Longer answer: your confusion (and your friends confusion) is one of perspective.
From the perspective of the Big Picture, it is a fact that for most of us, most of the time, the biggest, best, and most direct thing we can do to help others is to decrease our own entropy (evolve the quality of our consciousness). In the Big Picture, growing up, evolving, becoming love is the goal (love is about others not self). You cannot make anyone else grow up, you can only encourage them to grow themselves -- change themselves by lowering their own entropy. Making them more or less happy and comfortable in PMR is irrelevant unless doing so helps them grow spiritually (evolve the quality of their consciousness). You can only indirectly help others evolve their quality if you have evolved your own. You cannot teach what you do not know. You cannot help others be what you are not.
The big Picture is the perspective of Big Truth -- what is fundamental, what truly matters in the larger sense. Intent is the motive force (the thing that makes a difference, that causes change) in the Big Picture.
The little picture perspective, without a Big Picture perspective to guide it, is the perspective of ego, needs, wants, desires, and expectations. Action, doing, or deeds is the motive force (the thing that makes a difference, that causes change) in the little picture. A deep-dish existentialist sees no other existence except the little picture. To them the little picture is the whole picture. From the perspective of the little picture, your deeds must be either self serving (selfish), serve others (altruistic) or serve no one (trivial). A good person with some intuitive understanding of the larger reality trying to improve themselves who is trapped within this extremely limited viewpoint (reality frame) may come to believe that doing altruistic deeds (acting altruistically) is the only viable growth path since selfishness obviously leads to self-centered ego indulgence -- their intuition says that a self-centered focus is contrary to love, a detriment to progress.
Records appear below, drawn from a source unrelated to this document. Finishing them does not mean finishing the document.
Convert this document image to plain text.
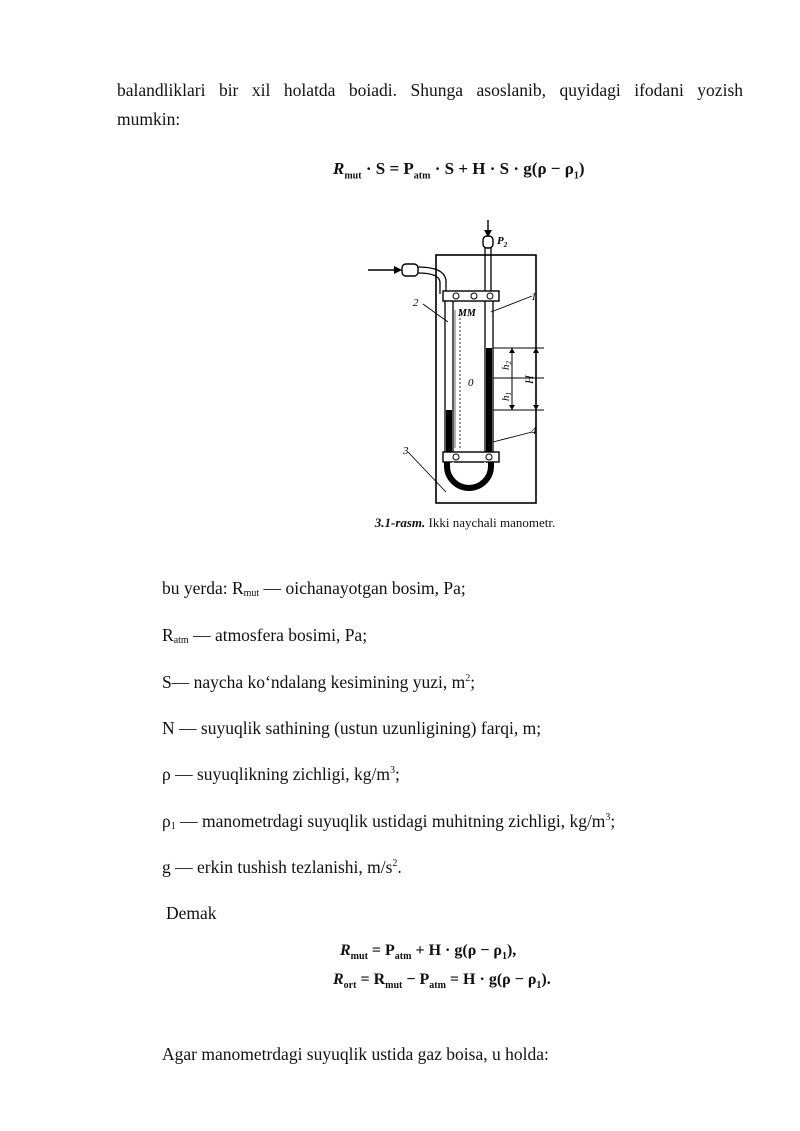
balandliklari bir xil holatda boiadi. Shunga asoslanib, quyidagi ifodani yozish
mumkin:
$R_{mut} \cdot S = P_{atm} \cdot S + H \cdot S \cdot g(\rho - \rho_1)$
$P_2$
MM
1
2
3
4
0
h2
h1
H
3.1-rasm. Ikki naychali manometr.
bu yerda: $R_{mut}$ — oichanayotgan bosim, Pa;
$R_{atm}$ — atmosfera bosimi, Pa;
S— naycha ko‘ndalang kesimining yuzi, $m^2$;
N — suyuqlik sathining (ustun uzunligining) farqi, m;
ρ — suyuqlikning zichligi, $kg/m^3$;
$\rho_1$ — manometrdagi suyuqlik ustidagi muhitning zichligi, $kg/m^3$;
g — erkin tushish tezlanishi, $m/s^2$.
Demak
$R_{mut} = P_{atm} + H \cdot g(\rho - \rho_1)$,
$R_{ort} = R_{mut} - P_{atm} = H \cdot g(\rho - \rho_1)$.
Agar manometrdagi suyuqlik ustida gaz boisa, u holda:
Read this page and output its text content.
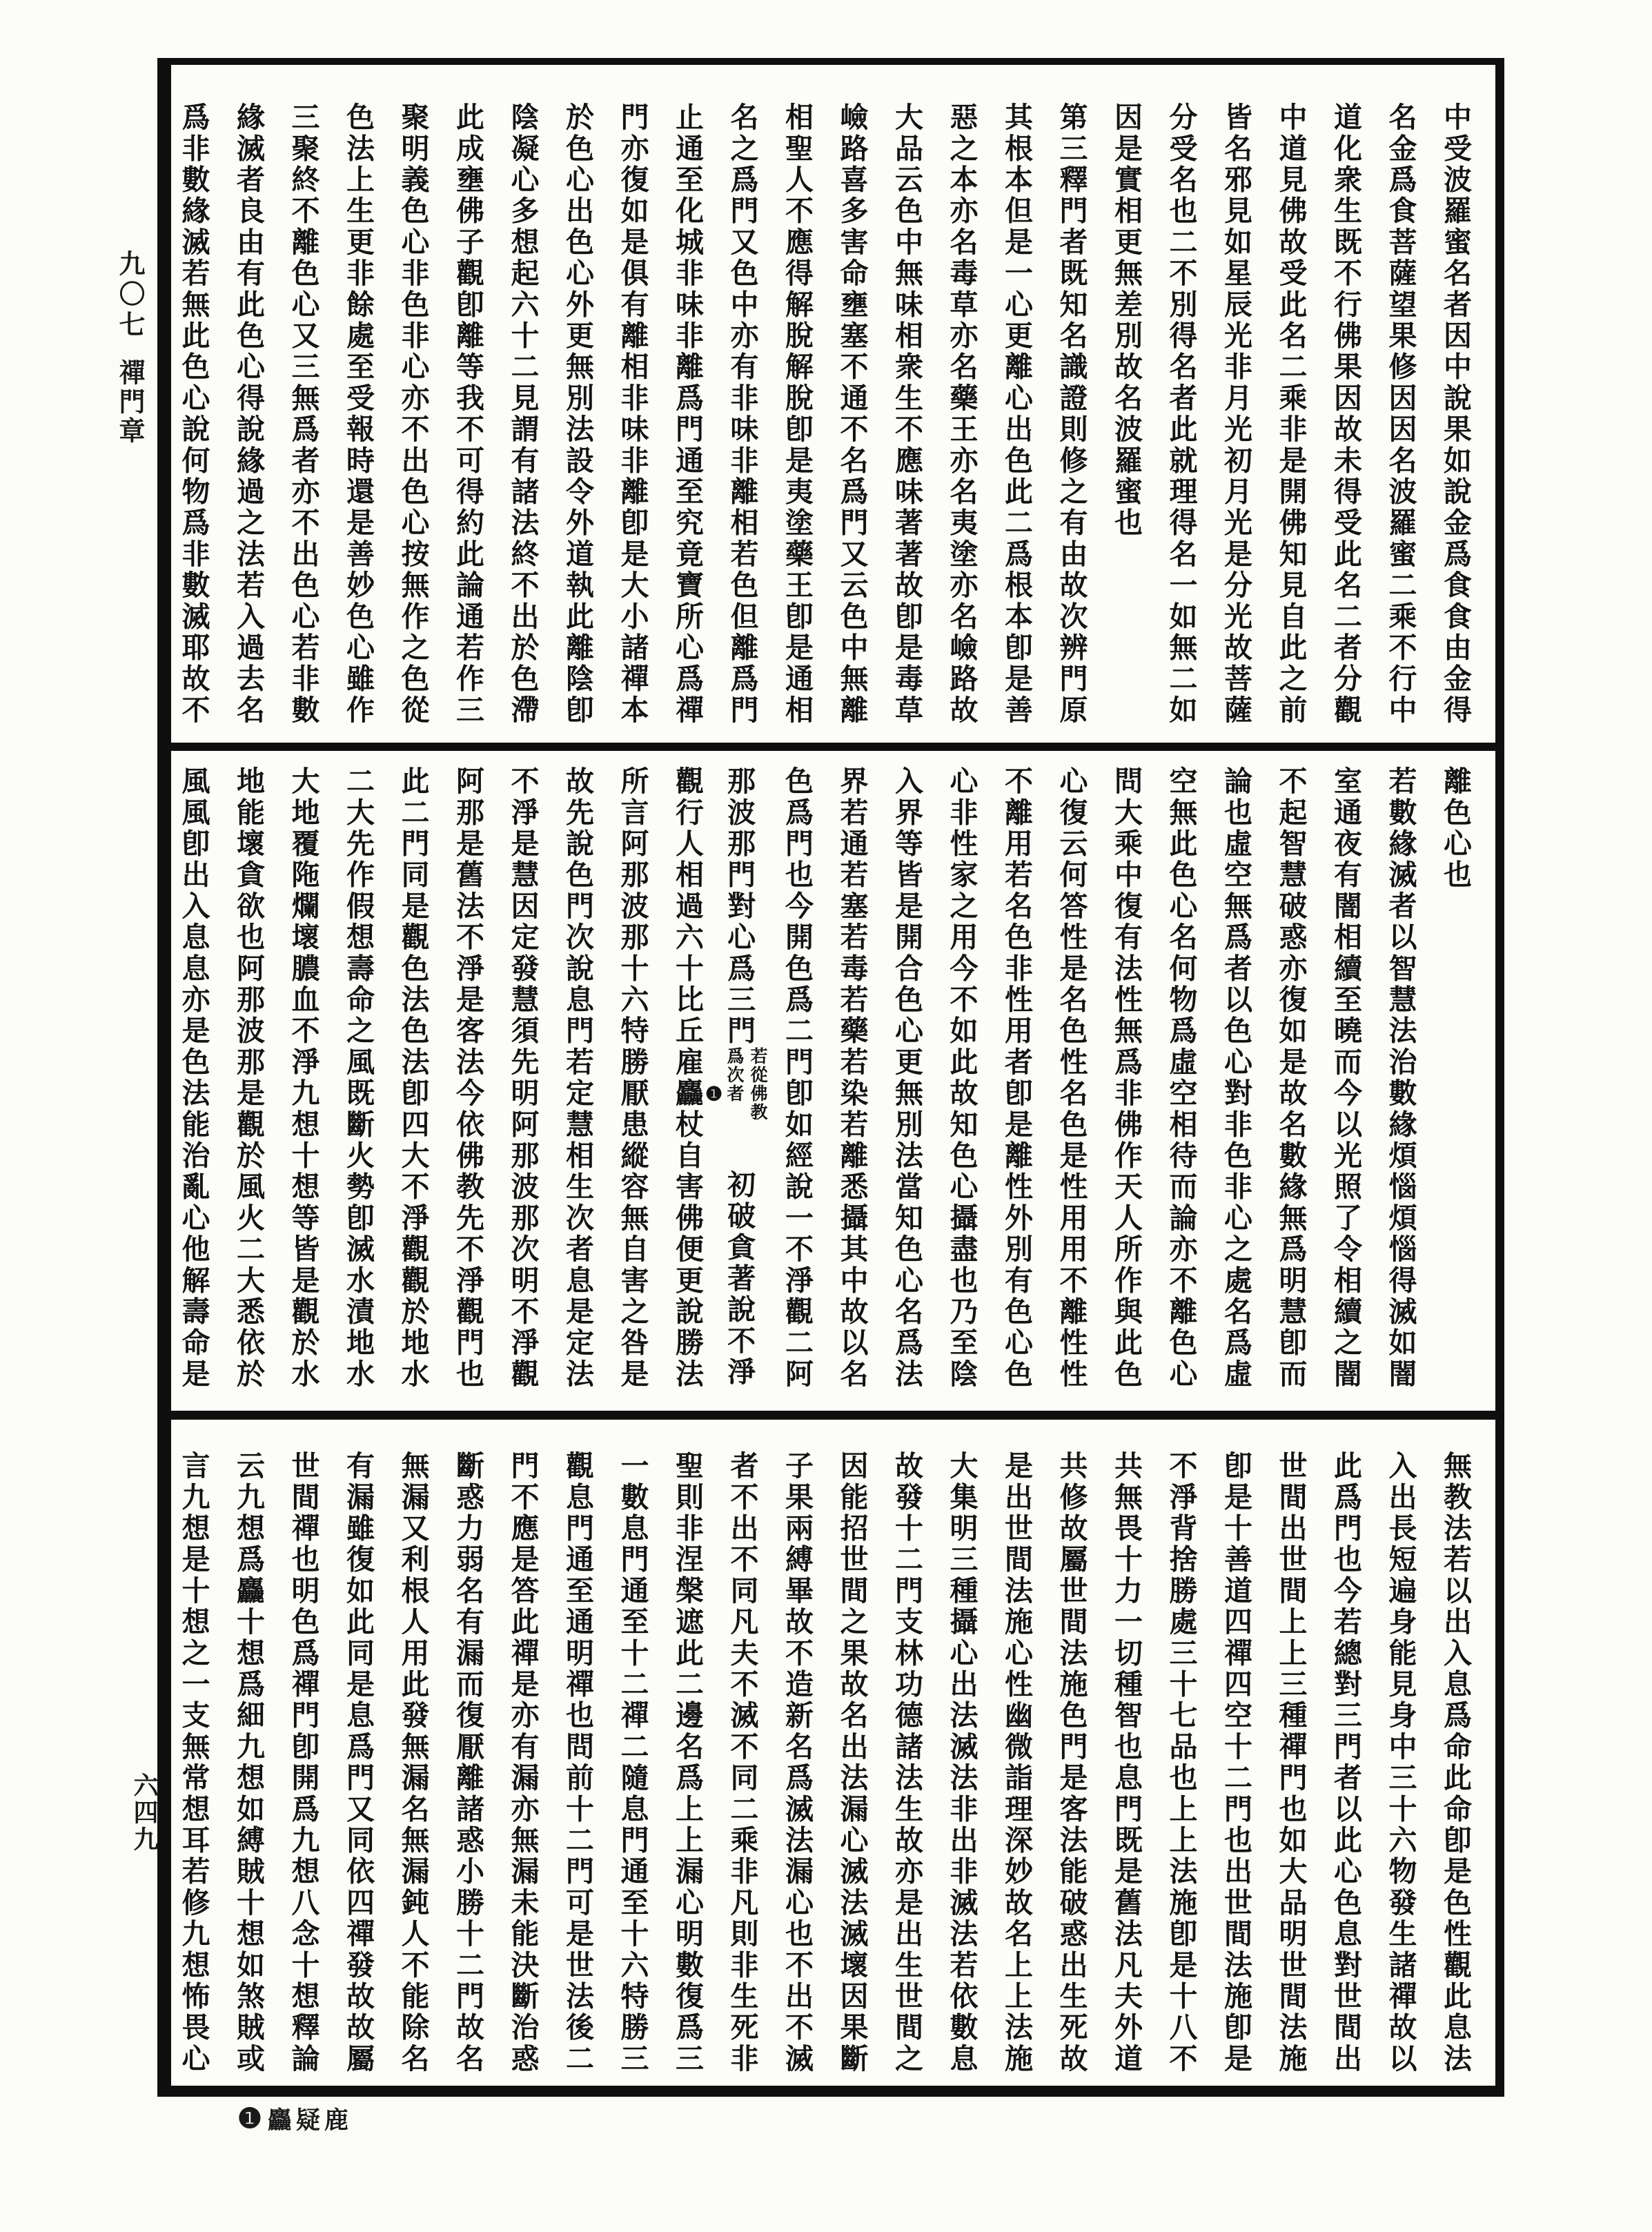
中受波羅蜜名者因中說果如說金爲食食由金得
名金爲食菩薩望果修因因名波羅蜜二乘不行中
道化衆生既不行佛果因故未得受此名二者分觀
中道見佛故受此名二乘非是開佛知見自此之前
皆名邪見如星辰光非月光初月光是分光故菩薩
分受名也二不別得名者此就理得名一如無二如
因是實相更無差別故名波羅蜜也
第三釋門者既知名識證則修之有由故次辨門原
其根本但是一心更離心出色此二爲根本卽是善
惡之本亦名毒草亦名藥王亦名夷塗亦名嶮路故
大品云色中無味相衆生不應味著著故卽是毒草
嶮路喜多害命壅塞不通不名爲門又云色中無離
相聖人不應得解脫解脫卽是夷塗藥王卽是通相
名之爲門又色中亦有非味非離相若色但離爲門
止通至化城非味非離爲門通至究竟寶所心爲禪
門亦復如是俱有離相非味非離卽是大小諸禪本
於色心出色心外更無別法設令外道執此離陰卽
陰凝心多想起六十二見謂有諸法終不出於色滯
此成壅佛子觀卽離等我不可得約此論通若作三
聚明義色心非色非心亦不出色心按無作之色從
色法上生更非餘處至受報時還是善妙色心雖作
三聚終不離色心又三無爲者亦不出色心若非數
緣滅者良由有此色心得說緣過之法若入過去名
爲非數緣滅若無此色心說何物爲非數滅耶故不
離色心也
若數緣滅者以智慧法治數緣煩惱煩惱得滅如闇
室通夜有闇相續至曉而今以光照了令相續之闇
不起智慧破惑亦復如是故名數緣無爲明慧卽而
論也虛空無爲者以色心對非色非心之處名爲虛
空無此色心名何物爲虛空相待而論亦不離色心
問大乘中復有法性無爲非佛作天人所作與此色
心復云何答性是名色性名色是性用用不離性性
不離用若名色非性用者卽是離性外別有色心色
心非性家之用今不如此故知色心攝盡也乃至陰
入界等皆是開合色心更無別法當知色心名爲法
界若通若塞若毒若藥若染若離悉攝其中故以名
色爲門也今開色爲二門卽如經說一不淨觀二阿
那波那門對心爲三門
若從佛教
爲次者
初破貪著說不淨
觀行人相過六十比丘雇麤 ❶
杖自害佛便更說勝法
所言阿那波那十六特勝厭患縱容無自害之咎是
故先說色門次說息門若定慧相生次者息是定法
不淨是慧因定發慧須先明阿那波那次明不淨觀
阿那是舊法不淨是客法今依佛教先不淨觀門也
此二門同是觀色法色法卽四大不淨觀觀於地水
二大先作假想壽命之風既斷火勢卽滅水漬地水
大地覆陁爛壞膿血不淨九想十想等皆是觀於水
地能壞貪欲也阿那波那是觀於風火二大悉依於
風風卽出入息息亦是色法能治亂心他解壽命是
無教法若以出入息爲命此命卽是色性觀此息法
入出長短遍身能見身中三十六物發生諸禪故以
此爲門也今若總對三門者以此心色息對世間出
世間出世間上上三種禪門也如大品明世間法施
卽是十善道四禪四空十二門也出世間法施卽是
不淨背捨勝處三十七品也上上法施卽是十八不
共無畏十力一切種智也息門既是舊法凡夫外道
共修故屬世間法施色門是客法能破惑出生死故
是出世間法施心性幽微詣理深妙故名上上法施
大集明三種攝心出法滅法非出非滅法若依數息
故發十二門支林功德諸法生故亦是出生世間之
因能招世間之果故名出法漏心滅法滅壞因果斷
子果兩縛畢故不造新名爲滅法漏心也不出不滅
者不出不同凡夫不滅不同二乘非凡則非生死非
聖則非涅槃遮此二邊名爲上上漏心明數復爲三
一數息門通至十二禪二隨息門通至十六特勝三
觀息門通至通明禪也問前十二門可是世法後二
門不應是答此禪是亦有漏亦無漏未能決斷治惑
斷惑力弱名有漏而復厭離諸惑小勝十二門故名
無漏又利根人用此發無漏名無漏鈍人不能除名
有漏雖復如此同是息爲門又同依四禪發故故屬
世間禪也明色爲禪門卽開爲九想八念十想釋論
云九想爲麤十想爲細九想如縛賊十想如煞賊或
言九想是十想之一支無常想耳若修九想怖畏心
九〇七
禪門章
六四九
❶ 麤疑鹿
False little picture logic creates a catch 22 for the would be altruist. Any effort to improve themselves is selfish, yet to be truly altruistic requires self improvement. Logic dictates that one must be selfish to avoid being selfish. The logical conclusion is that altruism is a fraud. People may try to act altruistic to impress themselves or others or because they think they should act that way, but nobody is actually altruistic. Altruism is a fantasy, a logical and practical impossibility, a theoretical concept only. Logically, that leaves only two actual states of being: selfish and trivial. That is the fundamental belief of existentialism, objectivism, and many other isms -- stated or non-stated. One may rationally act with kindness because one may wish to live in a kind world -- i.e., kindness is practical and self serving.
If you accept the limited little picture view of reality and the limited logic that goes with it, then, by that logic, there is nothing other than the little picture, intent is irrelevant, action is all, there is no larger purpose, spiritual growth is a fantasy, and the self is the fundamental reality. That is why many logical (smart) people who are trapped in the little picture end up with these beliefs. Yet, whether they admit it or not, their intuition knows better. That is why many deny the intuition along with emotional content and suppress both as an unreliable trick of the brain.
If one accepts their limited view and limited logic one will always end up with the same limited answer, just as they do. It is a trap — a dead end that goes nowhere.